Luna Vector Search Module (LVSM) is designed to create Vector database collections on user-defined set of Luna Platform descriptors. The following vector search databases are supported:

Qdrant

What is descriptor?¶

A descriptor (or embedding) is a vector feature extracted from an media data containing a human face, or body, or some scene by a neural network.

What is collection?¶

Search collection is a set of the Luna Platform entities (events, faces, etc.) bounded by Luna Platform supported filters. Each record in the collection is a triplex of entity ID, descriptor and payload. Payload contains the entity’s Luna Platform supported targets that the user is interested in when retrieving search results.

LVSM supports the following Luna Platform entities for collection and search:

events

What is search?¶

Search involves comparing a given descriptor with a batch of descriptors, resulting in similarity scores and aiming to find the most similar ones within a user-provided set of descriptors.

Why LVSM?¶

Luna Platform has built-in search based on persistent storage (Postgres) - flexible, but not always fast enough.

Luna Platform also has built-in search based on the Cached Matcher (Matcherlib) - fast but not flexible, suitable only for search within face lists with no additional filters supported.

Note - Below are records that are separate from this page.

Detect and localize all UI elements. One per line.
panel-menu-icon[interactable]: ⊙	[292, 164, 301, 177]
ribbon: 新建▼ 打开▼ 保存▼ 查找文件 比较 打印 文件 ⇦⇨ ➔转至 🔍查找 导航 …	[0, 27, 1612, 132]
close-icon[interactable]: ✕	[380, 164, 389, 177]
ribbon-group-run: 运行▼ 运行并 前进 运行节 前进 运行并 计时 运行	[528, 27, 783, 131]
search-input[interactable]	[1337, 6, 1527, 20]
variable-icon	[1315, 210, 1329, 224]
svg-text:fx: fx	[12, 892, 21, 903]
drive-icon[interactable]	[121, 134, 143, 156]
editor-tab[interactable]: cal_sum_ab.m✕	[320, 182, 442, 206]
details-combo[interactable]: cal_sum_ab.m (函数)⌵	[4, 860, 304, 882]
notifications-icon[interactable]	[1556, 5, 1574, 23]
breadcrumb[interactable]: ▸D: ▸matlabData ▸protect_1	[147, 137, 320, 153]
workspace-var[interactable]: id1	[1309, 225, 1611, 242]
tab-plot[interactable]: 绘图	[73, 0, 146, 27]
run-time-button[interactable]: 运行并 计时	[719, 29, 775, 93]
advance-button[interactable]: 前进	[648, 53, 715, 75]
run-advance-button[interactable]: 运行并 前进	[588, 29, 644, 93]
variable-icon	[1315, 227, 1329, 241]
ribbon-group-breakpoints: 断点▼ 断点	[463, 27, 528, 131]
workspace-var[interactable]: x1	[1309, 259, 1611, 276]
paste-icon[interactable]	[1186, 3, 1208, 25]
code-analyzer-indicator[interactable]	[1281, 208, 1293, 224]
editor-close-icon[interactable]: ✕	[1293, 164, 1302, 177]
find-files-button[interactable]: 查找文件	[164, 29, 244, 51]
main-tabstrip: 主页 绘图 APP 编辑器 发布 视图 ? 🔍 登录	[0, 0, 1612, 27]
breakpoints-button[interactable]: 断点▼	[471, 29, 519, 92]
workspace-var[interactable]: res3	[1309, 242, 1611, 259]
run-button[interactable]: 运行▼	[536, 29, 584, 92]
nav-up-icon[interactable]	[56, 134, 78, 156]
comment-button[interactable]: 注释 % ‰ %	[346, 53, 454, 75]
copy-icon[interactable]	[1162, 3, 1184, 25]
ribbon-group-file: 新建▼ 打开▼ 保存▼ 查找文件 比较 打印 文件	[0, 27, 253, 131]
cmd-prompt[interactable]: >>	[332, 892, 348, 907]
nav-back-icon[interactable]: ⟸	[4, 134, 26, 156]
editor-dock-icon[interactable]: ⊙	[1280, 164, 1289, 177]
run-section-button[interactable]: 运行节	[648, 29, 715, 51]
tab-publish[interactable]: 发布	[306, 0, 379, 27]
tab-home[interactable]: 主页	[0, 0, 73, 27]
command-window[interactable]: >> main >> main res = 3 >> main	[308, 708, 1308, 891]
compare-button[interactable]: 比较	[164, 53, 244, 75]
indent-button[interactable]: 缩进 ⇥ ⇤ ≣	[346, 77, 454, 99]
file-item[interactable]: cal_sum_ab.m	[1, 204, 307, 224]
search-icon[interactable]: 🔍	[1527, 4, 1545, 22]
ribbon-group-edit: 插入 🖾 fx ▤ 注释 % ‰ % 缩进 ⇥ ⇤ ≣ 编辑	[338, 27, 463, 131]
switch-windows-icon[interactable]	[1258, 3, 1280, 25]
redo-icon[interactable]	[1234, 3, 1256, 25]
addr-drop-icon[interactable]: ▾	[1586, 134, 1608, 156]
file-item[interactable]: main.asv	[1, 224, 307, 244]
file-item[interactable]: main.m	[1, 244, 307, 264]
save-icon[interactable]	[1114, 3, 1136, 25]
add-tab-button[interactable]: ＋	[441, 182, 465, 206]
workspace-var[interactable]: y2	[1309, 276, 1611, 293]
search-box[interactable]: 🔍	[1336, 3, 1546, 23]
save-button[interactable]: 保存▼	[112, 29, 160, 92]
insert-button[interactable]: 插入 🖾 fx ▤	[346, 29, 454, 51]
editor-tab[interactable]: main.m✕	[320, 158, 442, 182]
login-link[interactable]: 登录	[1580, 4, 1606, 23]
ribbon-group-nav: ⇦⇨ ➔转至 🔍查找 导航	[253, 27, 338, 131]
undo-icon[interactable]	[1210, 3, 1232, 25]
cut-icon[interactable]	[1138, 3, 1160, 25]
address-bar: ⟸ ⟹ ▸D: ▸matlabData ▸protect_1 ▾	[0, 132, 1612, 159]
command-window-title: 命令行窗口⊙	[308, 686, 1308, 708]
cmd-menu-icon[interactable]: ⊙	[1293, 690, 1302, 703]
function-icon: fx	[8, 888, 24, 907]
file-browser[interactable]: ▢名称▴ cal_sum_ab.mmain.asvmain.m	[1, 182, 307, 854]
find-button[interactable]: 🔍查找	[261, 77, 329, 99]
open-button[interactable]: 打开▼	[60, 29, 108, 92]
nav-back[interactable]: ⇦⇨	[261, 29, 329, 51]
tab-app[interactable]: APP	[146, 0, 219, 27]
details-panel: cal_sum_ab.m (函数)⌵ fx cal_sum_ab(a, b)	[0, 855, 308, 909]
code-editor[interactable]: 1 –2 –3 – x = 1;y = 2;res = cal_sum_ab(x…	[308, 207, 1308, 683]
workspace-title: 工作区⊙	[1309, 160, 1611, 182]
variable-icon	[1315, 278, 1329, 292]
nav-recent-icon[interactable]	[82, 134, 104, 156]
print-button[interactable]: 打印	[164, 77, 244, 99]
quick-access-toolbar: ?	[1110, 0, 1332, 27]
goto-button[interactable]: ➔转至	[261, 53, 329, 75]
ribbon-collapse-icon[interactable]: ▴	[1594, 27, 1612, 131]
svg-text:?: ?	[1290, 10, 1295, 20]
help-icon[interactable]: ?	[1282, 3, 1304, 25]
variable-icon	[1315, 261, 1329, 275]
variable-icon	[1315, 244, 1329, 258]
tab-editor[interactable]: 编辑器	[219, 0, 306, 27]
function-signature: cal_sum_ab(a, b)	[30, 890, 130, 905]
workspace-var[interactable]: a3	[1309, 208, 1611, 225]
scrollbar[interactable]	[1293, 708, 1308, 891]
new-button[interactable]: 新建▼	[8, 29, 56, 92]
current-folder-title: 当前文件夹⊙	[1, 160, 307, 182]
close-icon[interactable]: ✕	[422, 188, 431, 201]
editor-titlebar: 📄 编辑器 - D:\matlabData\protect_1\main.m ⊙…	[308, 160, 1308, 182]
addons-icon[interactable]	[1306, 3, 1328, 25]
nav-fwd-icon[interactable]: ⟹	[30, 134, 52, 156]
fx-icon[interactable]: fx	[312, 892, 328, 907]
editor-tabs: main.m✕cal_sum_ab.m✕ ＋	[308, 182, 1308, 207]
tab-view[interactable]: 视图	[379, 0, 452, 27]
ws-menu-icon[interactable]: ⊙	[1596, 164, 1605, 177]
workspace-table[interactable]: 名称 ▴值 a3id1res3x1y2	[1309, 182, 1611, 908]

Luna Platform also has built-in search based on a Python Matcher Proxy plug-in system, and a set of supported built-in plug-ins, for example, Luna Indexed Module plug-in, that implements highly efficient approximate search, but it is also not flexible enough and only supports face lists at the moment.

LVSM, in turn, represents a certain balance between search performance and flexibility. The base principle is the separation of storage and computation, so that there is a persistent Luna Platform storage - Postgres, and there is a storage specialized in search - Vector database. And LVSM is an adapter between Luna Platform and these powerful ready-made solutions for high-performance vector search. LVSM allows to create synchronizable collections flexibly customized by user-defined filters in Vector database for efficient and fast search.

LVSM key features:

separation of Luna Platform storage and computation, with the support of the computing linear scaling
flexible custom auto-syncing collections bounded by Luna Platform supported filters & targets
Vector database integration with taking advantage of their benefits: ability to handle large-scale collections with billions of records, efficient storage and indexing of high-dimensional data, high-performance vector search
Python Matcher Proxy plug-in system integration

How does it run?¶

LVSM consists of the following components:

server - processes collection creation tasks and synchronizes collections built so that they are keeping up to date with Luna Platform;
search plug-in - performs search on collections built, being integrated in Luna Platform via Python Matcher Proxy plug-in system.

Here are the steps for a quick start:

create a collection (and the server will take care of it, see collections for details)
enable LVSM plug-in in Python Matcher Proxy plug-in system (see search plug-in for details)
send a matching request, and the LVSM plug-in will handle it if possible, i.e. perform the search on Vector database, and return result to Python Matcher Proxy (see search plug-in for details)